Du solltest in jedem Fall beim net recv einen Zeichenfolge zurückbekommen, die du dann beliebig einfügen kannst, in ein neues Fenster, eine Listbox oder als MessageBox.

Hier ein Winsock-Chat-Beispiel:
http://www.visualbasicforum.com/t127668.html


----------



## MasterSHYBBY (8. Januar 2004)

*Danke für die Hilfe*

danke für deine Hilfe werde das Beispiel anschauen!

Gruss
Master SHYBBY


----------



## daDom (9. Januar 2004)

Hi!

Ich habe vor einiger Zeit mal eins geschrieben.....

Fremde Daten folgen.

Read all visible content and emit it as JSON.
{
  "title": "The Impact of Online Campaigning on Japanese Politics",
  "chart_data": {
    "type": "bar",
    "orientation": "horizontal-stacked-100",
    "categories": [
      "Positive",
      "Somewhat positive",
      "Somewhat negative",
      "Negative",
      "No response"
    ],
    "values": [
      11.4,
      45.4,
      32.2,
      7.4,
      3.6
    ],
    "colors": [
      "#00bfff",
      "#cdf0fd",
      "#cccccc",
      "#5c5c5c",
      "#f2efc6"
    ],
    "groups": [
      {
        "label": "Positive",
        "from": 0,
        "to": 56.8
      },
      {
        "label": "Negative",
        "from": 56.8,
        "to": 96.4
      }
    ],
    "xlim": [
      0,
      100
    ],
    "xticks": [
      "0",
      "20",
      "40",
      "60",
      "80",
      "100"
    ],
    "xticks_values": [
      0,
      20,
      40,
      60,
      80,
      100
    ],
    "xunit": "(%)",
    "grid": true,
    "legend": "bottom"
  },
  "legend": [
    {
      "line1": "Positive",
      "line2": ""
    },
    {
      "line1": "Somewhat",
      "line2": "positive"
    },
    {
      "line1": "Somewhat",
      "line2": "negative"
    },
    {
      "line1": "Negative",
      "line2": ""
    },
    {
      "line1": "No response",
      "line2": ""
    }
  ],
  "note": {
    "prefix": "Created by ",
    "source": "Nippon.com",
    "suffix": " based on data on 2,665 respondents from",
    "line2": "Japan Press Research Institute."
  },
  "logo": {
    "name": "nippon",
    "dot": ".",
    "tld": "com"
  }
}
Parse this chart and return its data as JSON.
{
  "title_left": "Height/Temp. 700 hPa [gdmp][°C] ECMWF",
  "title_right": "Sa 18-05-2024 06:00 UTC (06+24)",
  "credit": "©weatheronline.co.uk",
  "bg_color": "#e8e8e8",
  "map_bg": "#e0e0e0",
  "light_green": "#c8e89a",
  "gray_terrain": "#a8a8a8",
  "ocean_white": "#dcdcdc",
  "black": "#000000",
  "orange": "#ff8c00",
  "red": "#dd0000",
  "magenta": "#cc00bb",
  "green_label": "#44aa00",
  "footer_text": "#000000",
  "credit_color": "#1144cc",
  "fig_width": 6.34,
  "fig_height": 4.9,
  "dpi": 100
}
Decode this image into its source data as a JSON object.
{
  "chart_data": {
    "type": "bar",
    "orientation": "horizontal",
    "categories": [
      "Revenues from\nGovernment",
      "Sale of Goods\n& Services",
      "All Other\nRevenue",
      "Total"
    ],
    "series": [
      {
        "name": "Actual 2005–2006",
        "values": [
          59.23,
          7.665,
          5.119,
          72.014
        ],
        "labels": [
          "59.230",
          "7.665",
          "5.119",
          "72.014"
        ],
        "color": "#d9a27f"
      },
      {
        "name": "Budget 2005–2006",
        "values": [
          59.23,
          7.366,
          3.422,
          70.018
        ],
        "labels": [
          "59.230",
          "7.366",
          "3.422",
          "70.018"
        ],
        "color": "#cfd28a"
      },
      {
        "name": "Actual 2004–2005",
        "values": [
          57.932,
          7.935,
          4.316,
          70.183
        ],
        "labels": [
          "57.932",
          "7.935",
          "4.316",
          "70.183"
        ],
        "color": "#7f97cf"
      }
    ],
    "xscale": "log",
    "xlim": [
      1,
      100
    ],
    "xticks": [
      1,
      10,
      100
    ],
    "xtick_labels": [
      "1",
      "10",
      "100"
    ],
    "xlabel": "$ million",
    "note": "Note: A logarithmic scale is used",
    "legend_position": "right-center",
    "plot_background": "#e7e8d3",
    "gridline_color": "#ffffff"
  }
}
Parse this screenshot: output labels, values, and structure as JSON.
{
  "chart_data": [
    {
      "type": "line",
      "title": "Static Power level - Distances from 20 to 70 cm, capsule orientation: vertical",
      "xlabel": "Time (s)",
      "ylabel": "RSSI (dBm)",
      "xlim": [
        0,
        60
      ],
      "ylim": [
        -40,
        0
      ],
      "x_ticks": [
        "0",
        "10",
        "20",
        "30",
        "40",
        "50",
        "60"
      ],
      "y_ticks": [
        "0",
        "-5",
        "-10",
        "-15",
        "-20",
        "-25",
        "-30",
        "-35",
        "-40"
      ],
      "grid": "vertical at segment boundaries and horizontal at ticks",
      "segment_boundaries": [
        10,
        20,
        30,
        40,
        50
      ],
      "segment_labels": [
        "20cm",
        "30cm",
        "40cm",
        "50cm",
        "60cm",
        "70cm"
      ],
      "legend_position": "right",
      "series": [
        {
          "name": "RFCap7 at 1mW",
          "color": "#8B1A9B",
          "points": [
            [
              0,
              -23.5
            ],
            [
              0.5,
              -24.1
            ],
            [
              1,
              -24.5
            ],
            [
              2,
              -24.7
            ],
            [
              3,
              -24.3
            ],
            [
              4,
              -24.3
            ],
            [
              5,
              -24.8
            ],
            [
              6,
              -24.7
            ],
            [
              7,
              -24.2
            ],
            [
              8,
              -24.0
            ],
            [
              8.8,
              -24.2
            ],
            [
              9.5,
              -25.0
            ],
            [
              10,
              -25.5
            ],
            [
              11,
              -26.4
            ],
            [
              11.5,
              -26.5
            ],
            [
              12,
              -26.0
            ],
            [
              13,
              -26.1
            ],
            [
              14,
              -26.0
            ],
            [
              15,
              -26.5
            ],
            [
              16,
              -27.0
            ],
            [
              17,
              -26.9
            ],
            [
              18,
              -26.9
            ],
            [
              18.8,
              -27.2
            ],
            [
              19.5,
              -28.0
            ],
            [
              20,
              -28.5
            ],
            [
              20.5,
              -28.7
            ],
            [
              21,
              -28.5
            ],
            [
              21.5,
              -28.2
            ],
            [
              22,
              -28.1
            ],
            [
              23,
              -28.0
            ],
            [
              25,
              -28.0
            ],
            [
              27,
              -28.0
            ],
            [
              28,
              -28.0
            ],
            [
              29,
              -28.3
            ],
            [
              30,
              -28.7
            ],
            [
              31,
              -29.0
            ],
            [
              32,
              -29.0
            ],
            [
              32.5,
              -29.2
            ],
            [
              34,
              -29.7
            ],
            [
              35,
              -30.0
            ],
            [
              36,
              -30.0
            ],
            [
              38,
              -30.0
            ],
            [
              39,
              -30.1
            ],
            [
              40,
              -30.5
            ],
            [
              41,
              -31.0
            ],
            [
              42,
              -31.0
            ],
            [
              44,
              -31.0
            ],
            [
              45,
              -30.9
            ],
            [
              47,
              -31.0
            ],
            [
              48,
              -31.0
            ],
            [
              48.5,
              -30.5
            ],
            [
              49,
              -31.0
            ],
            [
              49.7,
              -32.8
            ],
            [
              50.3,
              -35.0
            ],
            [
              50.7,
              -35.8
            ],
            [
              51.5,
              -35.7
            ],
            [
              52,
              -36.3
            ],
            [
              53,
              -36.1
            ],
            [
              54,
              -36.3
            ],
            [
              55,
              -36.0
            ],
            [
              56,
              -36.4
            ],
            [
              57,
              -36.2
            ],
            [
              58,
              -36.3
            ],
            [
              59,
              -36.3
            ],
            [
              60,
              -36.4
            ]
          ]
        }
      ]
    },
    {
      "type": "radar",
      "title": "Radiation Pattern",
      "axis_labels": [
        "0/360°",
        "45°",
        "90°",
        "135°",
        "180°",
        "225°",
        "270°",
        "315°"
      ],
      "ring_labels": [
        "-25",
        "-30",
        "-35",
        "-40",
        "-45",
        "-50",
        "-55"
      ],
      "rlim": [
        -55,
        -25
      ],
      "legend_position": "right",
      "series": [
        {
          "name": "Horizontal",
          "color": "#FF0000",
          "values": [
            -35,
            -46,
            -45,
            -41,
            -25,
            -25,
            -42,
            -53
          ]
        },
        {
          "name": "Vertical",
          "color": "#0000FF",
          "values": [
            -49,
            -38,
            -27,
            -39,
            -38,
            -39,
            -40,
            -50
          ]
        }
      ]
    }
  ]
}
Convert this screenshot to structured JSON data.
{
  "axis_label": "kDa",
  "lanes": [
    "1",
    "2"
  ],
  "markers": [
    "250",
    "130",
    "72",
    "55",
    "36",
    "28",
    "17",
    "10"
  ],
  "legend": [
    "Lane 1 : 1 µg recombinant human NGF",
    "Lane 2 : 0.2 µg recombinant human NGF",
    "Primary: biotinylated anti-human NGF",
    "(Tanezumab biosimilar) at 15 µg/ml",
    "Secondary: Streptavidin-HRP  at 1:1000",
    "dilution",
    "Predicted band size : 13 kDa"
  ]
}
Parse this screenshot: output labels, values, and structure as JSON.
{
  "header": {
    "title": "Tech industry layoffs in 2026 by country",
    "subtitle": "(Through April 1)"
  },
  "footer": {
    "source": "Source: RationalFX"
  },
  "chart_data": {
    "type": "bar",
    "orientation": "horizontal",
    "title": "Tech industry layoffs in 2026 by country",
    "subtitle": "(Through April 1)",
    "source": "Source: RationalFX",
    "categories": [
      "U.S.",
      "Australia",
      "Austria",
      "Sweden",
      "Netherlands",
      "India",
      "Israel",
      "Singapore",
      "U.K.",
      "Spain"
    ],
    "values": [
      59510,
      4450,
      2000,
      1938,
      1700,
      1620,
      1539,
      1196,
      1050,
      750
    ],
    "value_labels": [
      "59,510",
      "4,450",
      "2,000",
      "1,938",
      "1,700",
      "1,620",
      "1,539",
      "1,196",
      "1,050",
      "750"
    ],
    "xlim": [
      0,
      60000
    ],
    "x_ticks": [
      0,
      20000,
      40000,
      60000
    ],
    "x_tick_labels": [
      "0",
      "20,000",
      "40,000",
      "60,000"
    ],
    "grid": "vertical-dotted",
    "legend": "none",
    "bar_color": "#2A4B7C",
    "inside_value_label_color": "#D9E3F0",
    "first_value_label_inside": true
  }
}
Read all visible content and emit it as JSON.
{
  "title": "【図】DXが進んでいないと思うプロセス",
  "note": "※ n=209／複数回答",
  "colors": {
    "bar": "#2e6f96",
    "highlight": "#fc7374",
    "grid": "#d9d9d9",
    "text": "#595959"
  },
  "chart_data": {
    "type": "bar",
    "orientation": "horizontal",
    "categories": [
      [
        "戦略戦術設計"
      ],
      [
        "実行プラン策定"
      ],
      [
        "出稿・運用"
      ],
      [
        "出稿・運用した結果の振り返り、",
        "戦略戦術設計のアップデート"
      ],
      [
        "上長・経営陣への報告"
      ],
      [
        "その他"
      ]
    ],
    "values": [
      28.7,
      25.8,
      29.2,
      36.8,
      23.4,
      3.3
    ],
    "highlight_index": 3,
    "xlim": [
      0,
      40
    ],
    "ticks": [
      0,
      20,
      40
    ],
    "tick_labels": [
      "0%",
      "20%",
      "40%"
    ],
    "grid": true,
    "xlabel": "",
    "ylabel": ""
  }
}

Es funktioniert auch ganz gut - auch über's Internet 

*Link zum Chatprogramm. *


----------



## MasterSHYBBY (12. Januar 2004)

*hallo,*

sorry aber ich kann deine Zip-datei nicht öffnen liegt das an mir?

Gruss 
Master SHYBBY


----------



## daDom (12. Januar 2004)

Hmm... .ein seltsamer Fehler....

Ich hab die Datei aktualisiert...


----------



## MasterSHYBBY (12. Januar 2004)

*Der fehlter hab ich immer noch*

Sorry wird mein pc sein kannst du mir die Datei kurz per e-mail senden an shybby@gmx.ch

danke

Gruss
Master SHYBBY


----------



## daDom (12. Januar 2004)

Ne, ich habe das ein bisschen verzögert....
Sorry.

Ich habs auf meinen Webspace hochgeladen...

Damit geht 100%ig


----------



## MasterSHYBBY (12. Januar 2004)

*danke*

nun hab ichs entlich geschaft danke funktioniert super gut. Danke
noch kurz ne frage geht das alles über Winsock?

Gruss
Master SHYBBY


----------



## daDom (12. Januar 2004)

Ja, alles über Winsock...

Wie findest du's?
habe es schon lange nicht mehr überarbeitet


----------



## MasterSHYBBY (13. Januar 2004)

tja bin noch in der testphase finde es bis anhin recht gut würde gerne mal dein source code ansehen

schreib wieder wenn ich mit dem test durch bin!

Gruss
Master SHYBBY


----------



## daDom (13. Januar 2004)

Jo 

Ich habe meinen Hauptteil auch von nem Bsp...
Glaube ich von ActiveVB


----------



## MasterSHYBBY (13. Januar 2004)

Da ich dein Programm sehr gut finde und den ganzen ablauf genauer verstehen wollte, wollte ich dich fragen ob ich mal deinen Source code haben könnte.

Gruss
Master SHYBBY


----------



## MasterSHYBBY (13. Januar 2004)

habe noch kurz eine frage hast du auch mal mit mereren benutzern gearbeitet? bei mir geht das nicht immer!

Gruss
Master SHYBBY


----------



## daDom (14. Januar 2004)

Klar!
Bei mir können 'unendlich' viele User online sein...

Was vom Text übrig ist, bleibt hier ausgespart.